Yeşil dönüşüm kavramını yaygınlaştırabilmek için;
1-Üretimde kaynak verimliliği (eko-verimlilik).
2-Yenilenebilir enerji kaynağı kullanımı (fosil kaynak kullanımının bırakılması).
3-Döngüsel ekonomi/üretime geçiş.
4-Uluslararası düzeyde oluşturulan kapsayıcı politikaların entegrasyonu ve sürdürülebilir kalkınma hedefi (yol haritası).
5-Dijital dönüşümün sağlanması.
6-Teknolojik ve inovatif temiz üretim tekniklerinin geliştirilmesi.
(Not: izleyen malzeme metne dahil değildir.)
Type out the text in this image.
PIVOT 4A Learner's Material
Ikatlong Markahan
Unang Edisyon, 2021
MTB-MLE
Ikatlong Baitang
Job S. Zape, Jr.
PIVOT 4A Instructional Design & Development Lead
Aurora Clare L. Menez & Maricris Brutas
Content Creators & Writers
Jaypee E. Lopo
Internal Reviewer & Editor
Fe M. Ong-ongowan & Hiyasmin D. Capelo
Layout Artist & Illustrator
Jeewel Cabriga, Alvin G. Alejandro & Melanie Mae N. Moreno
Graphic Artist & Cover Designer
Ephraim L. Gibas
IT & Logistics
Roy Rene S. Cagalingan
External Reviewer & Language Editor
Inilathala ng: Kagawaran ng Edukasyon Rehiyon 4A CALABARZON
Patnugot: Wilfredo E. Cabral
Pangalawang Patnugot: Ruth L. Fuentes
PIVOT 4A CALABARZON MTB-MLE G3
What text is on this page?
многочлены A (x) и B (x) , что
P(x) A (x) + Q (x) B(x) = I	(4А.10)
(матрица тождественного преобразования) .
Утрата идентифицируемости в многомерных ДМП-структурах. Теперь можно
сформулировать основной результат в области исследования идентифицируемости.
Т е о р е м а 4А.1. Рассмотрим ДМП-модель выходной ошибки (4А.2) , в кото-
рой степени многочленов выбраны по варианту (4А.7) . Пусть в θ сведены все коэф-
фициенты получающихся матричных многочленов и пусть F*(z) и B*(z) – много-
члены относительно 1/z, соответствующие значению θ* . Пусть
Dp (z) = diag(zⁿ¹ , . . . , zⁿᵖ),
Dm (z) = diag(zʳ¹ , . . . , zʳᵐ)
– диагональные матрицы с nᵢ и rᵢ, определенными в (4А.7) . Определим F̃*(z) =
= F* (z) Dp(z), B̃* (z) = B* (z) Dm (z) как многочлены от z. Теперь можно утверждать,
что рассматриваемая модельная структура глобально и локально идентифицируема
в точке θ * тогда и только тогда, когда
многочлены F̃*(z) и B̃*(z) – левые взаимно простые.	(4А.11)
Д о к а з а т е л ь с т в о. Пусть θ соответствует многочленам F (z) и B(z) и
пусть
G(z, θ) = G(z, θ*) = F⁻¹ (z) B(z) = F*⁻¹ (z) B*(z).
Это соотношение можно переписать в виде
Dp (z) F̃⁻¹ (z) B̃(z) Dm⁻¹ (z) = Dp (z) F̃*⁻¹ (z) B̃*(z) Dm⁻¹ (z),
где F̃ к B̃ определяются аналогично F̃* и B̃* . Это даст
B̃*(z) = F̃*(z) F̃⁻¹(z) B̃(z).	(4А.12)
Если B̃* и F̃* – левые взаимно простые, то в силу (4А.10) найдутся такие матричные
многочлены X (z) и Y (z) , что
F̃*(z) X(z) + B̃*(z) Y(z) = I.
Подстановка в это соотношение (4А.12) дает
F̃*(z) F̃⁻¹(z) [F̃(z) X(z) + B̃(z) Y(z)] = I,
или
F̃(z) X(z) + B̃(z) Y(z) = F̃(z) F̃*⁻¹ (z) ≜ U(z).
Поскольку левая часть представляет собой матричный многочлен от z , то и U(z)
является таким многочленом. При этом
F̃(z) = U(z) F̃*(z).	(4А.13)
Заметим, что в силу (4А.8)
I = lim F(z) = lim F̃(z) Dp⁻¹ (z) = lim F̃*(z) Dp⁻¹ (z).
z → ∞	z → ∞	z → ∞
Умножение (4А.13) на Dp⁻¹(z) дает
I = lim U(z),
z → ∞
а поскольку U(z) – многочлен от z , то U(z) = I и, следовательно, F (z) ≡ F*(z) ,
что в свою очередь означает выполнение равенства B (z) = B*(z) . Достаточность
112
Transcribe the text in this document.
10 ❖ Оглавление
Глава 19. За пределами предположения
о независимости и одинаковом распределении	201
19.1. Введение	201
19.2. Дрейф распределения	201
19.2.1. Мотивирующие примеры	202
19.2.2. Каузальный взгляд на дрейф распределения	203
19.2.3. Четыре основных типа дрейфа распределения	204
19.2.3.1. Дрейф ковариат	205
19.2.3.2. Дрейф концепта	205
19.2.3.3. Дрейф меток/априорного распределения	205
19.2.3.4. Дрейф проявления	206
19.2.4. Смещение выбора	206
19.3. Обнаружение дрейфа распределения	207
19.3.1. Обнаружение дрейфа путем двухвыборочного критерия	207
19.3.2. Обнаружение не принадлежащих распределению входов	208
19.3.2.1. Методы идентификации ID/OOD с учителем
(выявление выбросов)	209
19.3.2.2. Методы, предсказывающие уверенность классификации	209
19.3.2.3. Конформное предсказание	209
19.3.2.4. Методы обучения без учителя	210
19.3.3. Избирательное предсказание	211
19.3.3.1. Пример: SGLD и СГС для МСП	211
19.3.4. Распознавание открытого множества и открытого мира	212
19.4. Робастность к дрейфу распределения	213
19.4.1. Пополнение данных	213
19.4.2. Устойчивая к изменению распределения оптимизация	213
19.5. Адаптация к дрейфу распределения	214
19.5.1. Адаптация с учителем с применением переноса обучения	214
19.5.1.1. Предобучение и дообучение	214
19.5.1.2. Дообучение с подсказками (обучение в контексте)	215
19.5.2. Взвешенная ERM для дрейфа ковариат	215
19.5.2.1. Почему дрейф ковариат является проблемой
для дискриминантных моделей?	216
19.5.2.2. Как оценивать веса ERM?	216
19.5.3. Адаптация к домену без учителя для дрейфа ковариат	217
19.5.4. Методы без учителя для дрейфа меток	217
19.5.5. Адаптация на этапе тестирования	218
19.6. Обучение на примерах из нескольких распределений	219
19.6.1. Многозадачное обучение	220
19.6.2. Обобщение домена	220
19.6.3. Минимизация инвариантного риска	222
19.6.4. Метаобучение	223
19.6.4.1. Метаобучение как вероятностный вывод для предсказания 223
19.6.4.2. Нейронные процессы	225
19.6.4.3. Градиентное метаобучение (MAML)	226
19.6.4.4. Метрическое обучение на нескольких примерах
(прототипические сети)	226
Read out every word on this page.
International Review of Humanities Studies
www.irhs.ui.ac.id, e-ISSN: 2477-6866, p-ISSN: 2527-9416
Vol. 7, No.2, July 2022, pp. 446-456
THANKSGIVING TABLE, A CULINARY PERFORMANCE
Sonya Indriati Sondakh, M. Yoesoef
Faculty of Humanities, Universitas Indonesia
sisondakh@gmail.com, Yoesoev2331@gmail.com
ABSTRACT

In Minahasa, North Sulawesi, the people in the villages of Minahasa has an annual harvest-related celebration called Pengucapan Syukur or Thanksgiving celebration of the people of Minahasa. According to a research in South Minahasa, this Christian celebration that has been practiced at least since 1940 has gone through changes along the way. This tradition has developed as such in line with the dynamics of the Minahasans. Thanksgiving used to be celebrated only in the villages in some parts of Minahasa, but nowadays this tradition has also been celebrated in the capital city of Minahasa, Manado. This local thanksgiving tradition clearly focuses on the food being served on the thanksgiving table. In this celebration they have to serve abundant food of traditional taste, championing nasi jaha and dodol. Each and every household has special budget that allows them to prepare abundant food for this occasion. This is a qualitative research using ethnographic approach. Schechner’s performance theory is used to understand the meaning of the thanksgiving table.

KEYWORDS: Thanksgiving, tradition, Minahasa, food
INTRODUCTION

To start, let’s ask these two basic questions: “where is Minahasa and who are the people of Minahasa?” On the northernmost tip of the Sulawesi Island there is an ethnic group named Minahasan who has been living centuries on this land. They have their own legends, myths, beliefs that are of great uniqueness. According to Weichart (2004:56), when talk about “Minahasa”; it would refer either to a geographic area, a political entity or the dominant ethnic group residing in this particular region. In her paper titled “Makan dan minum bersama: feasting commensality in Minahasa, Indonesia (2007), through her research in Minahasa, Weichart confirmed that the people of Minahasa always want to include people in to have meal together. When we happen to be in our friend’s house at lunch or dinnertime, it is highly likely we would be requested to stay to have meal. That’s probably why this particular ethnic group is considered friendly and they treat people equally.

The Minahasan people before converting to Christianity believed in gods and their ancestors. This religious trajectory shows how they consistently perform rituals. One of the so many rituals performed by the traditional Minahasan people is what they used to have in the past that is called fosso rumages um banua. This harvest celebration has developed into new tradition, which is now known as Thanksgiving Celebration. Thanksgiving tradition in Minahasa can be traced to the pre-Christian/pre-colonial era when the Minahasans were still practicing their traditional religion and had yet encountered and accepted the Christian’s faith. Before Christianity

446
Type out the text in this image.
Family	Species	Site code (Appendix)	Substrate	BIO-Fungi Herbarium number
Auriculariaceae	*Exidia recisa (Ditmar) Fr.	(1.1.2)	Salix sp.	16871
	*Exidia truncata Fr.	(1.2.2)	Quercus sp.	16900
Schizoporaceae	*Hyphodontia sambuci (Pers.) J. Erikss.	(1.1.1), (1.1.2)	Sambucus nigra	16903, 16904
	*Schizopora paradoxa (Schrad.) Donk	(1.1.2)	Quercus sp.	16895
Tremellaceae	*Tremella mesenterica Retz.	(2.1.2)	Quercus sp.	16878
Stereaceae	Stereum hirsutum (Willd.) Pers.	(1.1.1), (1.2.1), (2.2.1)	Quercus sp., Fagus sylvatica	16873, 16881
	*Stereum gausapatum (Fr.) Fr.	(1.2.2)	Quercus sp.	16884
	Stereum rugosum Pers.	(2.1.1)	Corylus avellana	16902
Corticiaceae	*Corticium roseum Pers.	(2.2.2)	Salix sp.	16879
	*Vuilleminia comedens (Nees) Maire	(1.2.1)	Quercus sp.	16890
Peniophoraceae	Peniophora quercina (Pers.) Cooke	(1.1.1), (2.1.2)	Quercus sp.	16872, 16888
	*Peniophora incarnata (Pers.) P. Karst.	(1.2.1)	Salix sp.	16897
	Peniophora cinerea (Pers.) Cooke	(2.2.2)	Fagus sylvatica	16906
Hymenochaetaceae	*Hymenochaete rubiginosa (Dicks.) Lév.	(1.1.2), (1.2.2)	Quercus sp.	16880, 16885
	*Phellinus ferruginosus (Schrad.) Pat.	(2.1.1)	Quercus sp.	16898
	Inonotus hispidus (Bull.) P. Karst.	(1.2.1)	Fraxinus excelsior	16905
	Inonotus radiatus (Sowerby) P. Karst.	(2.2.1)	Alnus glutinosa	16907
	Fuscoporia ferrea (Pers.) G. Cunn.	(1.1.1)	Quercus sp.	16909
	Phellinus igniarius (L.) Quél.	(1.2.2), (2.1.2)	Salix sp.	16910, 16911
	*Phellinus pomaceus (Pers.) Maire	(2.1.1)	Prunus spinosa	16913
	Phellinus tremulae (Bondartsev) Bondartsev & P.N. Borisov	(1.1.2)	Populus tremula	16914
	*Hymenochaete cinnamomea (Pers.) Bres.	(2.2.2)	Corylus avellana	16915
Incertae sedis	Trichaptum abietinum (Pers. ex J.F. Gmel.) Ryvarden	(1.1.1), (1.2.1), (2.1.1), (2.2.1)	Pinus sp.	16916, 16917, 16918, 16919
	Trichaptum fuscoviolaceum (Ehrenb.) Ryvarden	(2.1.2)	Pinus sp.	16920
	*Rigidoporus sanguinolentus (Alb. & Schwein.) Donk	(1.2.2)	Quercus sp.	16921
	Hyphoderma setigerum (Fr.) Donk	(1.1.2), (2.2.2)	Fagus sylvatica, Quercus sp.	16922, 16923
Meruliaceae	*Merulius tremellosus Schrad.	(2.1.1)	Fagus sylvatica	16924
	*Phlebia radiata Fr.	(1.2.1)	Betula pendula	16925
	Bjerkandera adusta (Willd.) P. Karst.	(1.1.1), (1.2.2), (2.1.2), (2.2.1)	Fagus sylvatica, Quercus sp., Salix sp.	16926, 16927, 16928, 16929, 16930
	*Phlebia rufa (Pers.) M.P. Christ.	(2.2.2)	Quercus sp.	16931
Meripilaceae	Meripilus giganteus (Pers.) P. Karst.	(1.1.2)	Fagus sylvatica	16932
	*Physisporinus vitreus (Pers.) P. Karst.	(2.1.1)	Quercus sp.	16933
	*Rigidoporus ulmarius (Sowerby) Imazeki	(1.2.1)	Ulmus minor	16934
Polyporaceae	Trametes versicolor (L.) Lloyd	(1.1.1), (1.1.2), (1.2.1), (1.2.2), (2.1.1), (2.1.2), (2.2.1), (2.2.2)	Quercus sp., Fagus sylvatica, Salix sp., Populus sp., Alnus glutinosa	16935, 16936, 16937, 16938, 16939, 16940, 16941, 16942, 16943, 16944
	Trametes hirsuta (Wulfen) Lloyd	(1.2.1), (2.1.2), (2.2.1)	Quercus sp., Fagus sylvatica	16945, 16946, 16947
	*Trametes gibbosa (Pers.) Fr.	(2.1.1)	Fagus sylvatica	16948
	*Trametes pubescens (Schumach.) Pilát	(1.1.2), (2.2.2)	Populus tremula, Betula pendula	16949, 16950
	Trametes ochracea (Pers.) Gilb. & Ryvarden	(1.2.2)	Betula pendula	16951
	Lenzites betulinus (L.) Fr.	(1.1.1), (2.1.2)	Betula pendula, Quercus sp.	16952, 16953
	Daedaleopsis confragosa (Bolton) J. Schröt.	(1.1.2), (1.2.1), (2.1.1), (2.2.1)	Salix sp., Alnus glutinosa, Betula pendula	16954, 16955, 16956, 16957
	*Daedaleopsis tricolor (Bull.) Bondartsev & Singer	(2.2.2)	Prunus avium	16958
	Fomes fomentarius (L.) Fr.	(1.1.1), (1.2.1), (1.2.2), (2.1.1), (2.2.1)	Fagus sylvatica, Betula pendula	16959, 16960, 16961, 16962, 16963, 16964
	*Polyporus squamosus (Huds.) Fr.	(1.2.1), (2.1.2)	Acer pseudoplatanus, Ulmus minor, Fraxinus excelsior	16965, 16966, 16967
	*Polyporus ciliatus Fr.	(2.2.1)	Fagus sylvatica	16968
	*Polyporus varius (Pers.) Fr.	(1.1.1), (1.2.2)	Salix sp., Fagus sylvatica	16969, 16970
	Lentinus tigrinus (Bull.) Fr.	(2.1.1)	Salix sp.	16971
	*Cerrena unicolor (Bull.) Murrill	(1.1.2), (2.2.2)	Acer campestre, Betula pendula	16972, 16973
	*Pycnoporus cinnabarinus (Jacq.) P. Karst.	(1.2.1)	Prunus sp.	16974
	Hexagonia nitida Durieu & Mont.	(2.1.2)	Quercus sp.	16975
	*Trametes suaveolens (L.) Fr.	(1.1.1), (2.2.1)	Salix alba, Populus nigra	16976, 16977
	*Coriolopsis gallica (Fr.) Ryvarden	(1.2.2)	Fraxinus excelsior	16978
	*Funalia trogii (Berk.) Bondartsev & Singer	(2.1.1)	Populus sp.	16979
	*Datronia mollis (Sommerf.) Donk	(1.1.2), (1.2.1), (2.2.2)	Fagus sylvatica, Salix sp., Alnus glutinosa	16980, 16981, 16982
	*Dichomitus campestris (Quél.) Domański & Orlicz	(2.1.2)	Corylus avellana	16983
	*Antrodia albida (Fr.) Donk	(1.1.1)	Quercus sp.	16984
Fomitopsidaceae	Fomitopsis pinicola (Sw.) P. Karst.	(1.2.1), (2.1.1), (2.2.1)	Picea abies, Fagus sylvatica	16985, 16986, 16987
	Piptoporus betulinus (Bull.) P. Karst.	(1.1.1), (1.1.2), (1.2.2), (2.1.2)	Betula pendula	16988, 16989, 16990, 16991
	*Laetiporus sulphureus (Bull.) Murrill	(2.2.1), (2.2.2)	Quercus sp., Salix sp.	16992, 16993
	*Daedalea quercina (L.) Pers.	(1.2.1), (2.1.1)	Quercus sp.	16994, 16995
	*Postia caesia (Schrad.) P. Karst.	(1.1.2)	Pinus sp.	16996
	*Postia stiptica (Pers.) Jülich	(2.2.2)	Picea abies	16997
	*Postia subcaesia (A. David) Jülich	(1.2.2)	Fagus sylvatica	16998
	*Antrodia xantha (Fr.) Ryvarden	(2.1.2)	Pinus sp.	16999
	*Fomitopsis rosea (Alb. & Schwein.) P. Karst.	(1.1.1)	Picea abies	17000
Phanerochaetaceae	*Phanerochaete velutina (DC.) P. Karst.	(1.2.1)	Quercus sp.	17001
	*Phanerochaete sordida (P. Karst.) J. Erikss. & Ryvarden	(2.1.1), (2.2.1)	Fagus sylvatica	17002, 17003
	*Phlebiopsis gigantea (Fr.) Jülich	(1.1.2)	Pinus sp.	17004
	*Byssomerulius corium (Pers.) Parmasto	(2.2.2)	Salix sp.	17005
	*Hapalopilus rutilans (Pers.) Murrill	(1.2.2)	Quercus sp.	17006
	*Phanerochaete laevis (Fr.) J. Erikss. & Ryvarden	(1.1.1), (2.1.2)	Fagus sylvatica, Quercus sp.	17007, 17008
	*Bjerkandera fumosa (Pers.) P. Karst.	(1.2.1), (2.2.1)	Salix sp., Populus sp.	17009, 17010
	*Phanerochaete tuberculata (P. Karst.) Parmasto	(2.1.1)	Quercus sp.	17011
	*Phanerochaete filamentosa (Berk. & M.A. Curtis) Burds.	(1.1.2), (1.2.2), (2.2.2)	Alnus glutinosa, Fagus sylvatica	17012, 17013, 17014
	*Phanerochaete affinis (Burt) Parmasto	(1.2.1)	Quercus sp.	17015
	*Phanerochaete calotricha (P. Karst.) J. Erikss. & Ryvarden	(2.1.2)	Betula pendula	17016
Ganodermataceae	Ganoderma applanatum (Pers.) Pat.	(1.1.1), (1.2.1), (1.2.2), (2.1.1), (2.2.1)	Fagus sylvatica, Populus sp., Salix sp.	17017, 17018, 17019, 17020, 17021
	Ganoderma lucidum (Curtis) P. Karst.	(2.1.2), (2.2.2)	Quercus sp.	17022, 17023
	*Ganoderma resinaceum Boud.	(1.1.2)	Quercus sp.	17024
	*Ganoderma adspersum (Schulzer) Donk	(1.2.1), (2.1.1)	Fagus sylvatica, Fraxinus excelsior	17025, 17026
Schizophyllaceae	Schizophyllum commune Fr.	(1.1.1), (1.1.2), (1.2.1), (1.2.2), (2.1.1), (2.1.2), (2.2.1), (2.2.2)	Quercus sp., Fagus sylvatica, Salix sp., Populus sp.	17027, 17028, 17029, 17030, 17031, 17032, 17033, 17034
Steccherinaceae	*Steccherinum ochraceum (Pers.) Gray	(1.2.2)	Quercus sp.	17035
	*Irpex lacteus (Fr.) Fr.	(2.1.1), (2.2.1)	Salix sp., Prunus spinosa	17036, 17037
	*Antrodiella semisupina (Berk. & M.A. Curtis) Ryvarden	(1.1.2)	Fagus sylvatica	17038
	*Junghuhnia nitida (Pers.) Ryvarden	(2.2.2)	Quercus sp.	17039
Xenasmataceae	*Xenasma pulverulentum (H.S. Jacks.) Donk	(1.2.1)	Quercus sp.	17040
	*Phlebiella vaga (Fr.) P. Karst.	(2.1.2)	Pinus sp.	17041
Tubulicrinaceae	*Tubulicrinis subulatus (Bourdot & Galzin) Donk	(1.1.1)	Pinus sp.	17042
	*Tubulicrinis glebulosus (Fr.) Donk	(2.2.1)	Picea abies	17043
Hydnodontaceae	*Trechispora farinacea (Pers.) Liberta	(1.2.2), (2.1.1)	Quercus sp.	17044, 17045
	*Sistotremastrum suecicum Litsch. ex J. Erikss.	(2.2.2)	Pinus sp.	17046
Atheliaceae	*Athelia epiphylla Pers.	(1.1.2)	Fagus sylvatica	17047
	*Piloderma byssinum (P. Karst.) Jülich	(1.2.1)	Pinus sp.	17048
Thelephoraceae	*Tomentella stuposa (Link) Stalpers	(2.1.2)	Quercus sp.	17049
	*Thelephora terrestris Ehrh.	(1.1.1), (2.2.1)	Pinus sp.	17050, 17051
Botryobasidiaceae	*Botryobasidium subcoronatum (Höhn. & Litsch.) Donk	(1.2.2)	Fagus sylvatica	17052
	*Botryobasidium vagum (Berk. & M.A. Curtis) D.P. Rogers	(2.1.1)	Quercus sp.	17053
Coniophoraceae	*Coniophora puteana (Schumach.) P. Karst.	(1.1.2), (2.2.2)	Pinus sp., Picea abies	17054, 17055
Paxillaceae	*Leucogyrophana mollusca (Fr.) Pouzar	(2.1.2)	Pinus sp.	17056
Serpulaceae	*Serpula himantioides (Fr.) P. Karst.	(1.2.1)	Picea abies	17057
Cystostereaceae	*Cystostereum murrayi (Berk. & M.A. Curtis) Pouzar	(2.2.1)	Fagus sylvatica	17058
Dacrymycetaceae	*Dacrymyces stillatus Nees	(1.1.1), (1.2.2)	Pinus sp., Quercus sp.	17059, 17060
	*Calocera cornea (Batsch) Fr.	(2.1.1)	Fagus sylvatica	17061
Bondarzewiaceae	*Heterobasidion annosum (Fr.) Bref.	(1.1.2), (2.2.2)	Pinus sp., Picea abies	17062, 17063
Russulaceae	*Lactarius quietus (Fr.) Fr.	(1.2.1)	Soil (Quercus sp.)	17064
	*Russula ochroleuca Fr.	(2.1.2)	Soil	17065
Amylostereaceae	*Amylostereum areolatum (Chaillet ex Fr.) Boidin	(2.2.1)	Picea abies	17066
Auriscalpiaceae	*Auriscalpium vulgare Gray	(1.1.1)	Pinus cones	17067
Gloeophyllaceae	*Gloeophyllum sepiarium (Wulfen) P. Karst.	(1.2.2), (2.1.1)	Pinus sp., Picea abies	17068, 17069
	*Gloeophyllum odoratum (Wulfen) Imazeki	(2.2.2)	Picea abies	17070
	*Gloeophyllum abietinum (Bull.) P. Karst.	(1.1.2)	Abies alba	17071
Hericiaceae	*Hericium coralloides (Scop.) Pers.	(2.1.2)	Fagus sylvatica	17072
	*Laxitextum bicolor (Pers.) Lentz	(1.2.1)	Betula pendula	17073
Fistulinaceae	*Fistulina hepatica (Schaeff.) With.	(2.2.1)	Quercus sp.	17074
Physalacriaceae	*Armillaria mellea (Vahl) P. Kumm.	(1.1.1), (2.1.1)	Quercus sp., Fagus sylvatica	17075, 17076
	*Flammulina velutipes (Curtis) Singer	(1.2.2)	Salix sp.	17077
7-Sürdürülebilir kentlerin oluşturulması.
8-Adil dönüşümün sağlanması, gerekiyor…
BTSO-TSE- KALBİR İŞBİRLİĞİ
Bursa’da önceki gün; ‘Yeşil Dönüşüm ve İnovasyon Zirvesi’ gerçekleştirildi. Türk Standardları Enstitüsü Bölge Koordinatörlüğü ve Kalite Birliği Derneği (KALBİR) işbirliğiyle, Bursa Ticaret ve Sanayi Odası (BTSO) ev sahipliğinde düzenlenen zirveye; Büyükşehir Belediye Başkan Vekili Arif Bayrak, Türk Standartları Enstitüsü (TSE) Bursa Bölge Koordinatörü Mehmet Hüsrev, kurum ve kuruluş yetkililerinin yanı sıra sivil toplum kuruluşlarının ve iş dünyasının temsilcileri yoğun ilgi gösterdi…
İzmir Katip Çelebi Üniversitesi Öğretim Üyesi Prof. Dr. İbrahim Atilla Acar tarafından yönetilen zirvede; MUBİTEK Tasarım Bilişim Genel Müdür Yardımcısı Dr. Gül Çiçek Zengin Bintaş, Türk Standartları Enstitüsü Çevresel Gözetim ve Doğrulama Müdürü Mehmet Ergün, Diep2053 Yönetim Kurulu Üyesi Cahit Günaydın ve SOCAR Türkiye Rafineri ve Petrokimya İş Birimi, İş Süreçleri ve Kalite Yönetim Sistemleri Müdürü Dr. Ömer Özkan yeşil dönüşüm konusunda birer konuşma yaptılar… KALBİR Başkanı Mustafa Karaman da kürsüden moral veren konuşmalara imza attı…
‘KALİTE ŞEHRİ BURSA’
KALBİR Onursal Başkanı Prof. Dr. Erkan Işığıçok da zirvenin açılış konuşmasında, 2023 yılını ‘Milli egemenlik ve kalite yılı’ ilan ettiklerini, 101 ayrı etkinlik planladıklarını ve bunların bir kısmını gerçekleştirdiklerini söyledi. Işığıçok konuşmasında, devam eden eğitim ve faaliyetlerin sosyal sorumluluk anlayışıyla ücretsiz olarak gerçekleştirildiğini ve Türkiye’nin her yerinde talep edilmesi durumunda her zaman hazır olduklarını ifade etti. Işığıçok ayrıca, Bursa’nın kalite şehri olarak adlandırılması önerisinde bulunarak, bu konuda farkındalık oluşturmayı amaçladıklarını belirtti.
TSE Bursa Bölge Koordinatörü Mehmet Hüsrev ise konuşmasında, KALBİR’i çalışmalarından dolayı tebrik ederek, zirvenin öneminden bahsetti. ‘TS EN ISO 56002’ standardına dikkat çeken Hüsrev, bu standardın inovasyon kültürünü geliştirdiğini, işletmelere ve günlük hayata kolaylık sağladığını söyledi.
Program sonunda, 16’ıncı ‘Kalite Ordusu’ öğrencilerine başarı sertifikaları takdim edildi. Daha dikkatli bir yaşam ve üretim zinciri gerekiyor!